Q: Sadie, can you tell me why the Orange County (Calif.) Register insists on running Rudy Park when they could run Candorville, a much better strip also penned by Darrin Bell? No offense, but the chick in Candorville is much hotter than you. Happy New Year.
-David

A: David, you wouldn't know a hot woman if she came up and slapped you in the forehead with a frying pan. Which is what any woman worth her salt should do the moment she sees you while also carrying a pan. As to Darrin Bell, I hear that guy eats bugs -- COMMUNIST bugs. He's a whiner, and he's not funny, and he draws like that commie Karl Marx. If you like Candorville, you probably like to listen to the soundtracks from Broadway Musicals and get weepy. Let me know when you're ready for a real woman -- and I'll slap you in the head myself.
-DR. Sadie



Hot Jobs in 2008

Q: Dear Dr.Sadie, I recently lost my job and I was wondering if you have any tips on hot job trends for 2008?
-Cris

A: Cris, this is an appropriate question.
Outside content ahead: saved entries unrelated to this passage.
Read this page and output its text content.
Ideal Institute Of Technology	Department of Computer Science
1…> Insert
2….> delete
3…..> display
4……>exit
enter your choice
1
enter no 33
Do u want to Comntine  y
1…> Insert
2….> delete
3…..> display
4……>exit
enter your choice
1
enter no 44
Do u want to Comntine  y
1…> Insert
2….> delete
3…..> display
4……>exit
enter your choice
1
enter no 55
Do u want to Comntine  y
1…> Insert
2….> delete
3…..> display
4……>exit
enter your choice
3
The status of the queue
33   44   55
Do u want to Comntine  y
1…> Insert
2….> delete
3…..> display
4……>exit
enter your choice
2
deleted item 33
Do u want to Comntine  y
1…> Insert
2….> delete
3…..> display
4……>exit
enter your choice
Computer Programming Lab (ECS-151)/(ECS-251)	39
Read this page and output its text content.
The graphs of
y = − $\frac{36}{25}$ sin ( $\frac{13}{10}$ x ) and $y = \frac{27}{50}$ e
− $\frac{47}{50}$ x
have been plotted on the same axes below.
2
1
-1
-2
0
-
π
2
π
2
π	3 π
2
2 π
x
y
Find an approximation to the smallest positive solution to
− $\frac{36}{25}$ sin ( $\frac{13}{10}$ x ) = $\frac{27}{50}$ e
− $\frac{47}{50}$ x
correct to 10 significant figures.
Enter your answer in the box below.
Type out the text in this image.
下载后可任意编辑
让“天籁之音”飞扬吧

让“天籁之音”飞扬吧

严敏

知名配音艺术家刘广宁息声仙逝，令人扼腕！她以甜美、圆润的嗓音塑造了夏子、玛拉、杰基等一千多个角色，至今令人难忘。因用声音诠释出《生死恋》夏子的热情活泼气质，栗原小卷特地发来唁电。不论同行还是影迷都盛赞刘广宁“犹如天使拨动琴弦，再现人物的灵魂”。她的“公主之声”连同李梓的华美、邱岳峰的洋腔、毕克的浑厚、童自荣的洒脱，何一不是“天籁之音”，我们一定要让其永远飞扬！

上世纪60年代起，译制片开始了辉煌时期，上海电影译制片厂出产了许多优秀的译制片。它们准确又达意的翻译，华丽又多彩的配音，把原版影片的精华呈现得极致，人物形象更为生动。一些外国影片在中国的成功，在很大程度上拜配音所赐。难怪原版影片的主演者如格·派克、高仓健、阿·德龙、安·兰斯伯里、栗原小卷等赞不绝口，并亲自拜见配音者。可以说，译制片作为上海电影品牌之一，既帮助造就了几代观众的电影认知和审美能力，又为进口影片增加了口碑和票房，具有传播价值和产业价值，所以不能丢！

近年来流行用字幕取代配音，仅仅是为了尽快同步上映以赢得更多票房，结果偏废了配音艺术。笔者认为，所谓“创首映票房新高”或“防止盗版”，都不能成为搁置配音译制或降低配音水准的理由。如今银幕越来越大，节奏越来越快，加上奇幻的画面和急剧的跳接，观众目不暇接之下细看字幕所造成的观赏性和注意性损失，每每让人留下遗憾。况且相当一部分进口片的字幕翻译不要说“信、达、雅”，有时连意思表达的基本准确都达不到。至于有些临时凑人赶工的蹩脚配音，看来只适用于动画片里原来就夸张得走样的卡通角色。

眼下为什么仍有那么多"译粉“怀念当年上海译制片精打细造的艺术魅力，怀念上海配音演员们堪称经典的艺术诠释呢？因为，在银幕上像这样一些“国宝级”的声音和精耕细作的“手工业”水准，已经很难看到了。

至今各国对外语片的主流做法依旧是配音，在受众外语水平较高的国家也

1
We are spiralling into a recession, and many of my listeners could find themselves jobless. What should you do? There is a job opening, and, if you're one of my followers, you're qualified: you should run for president. You won't win. You'll be crushed by John McCain (a hunk of a man and the bravest soul ever to wear pants). But just running should get you through until November. And, if for some reason the stud McCain should drop out of the race to marry me, and you wind up as President, please send Rudy to Guantanamo Bay.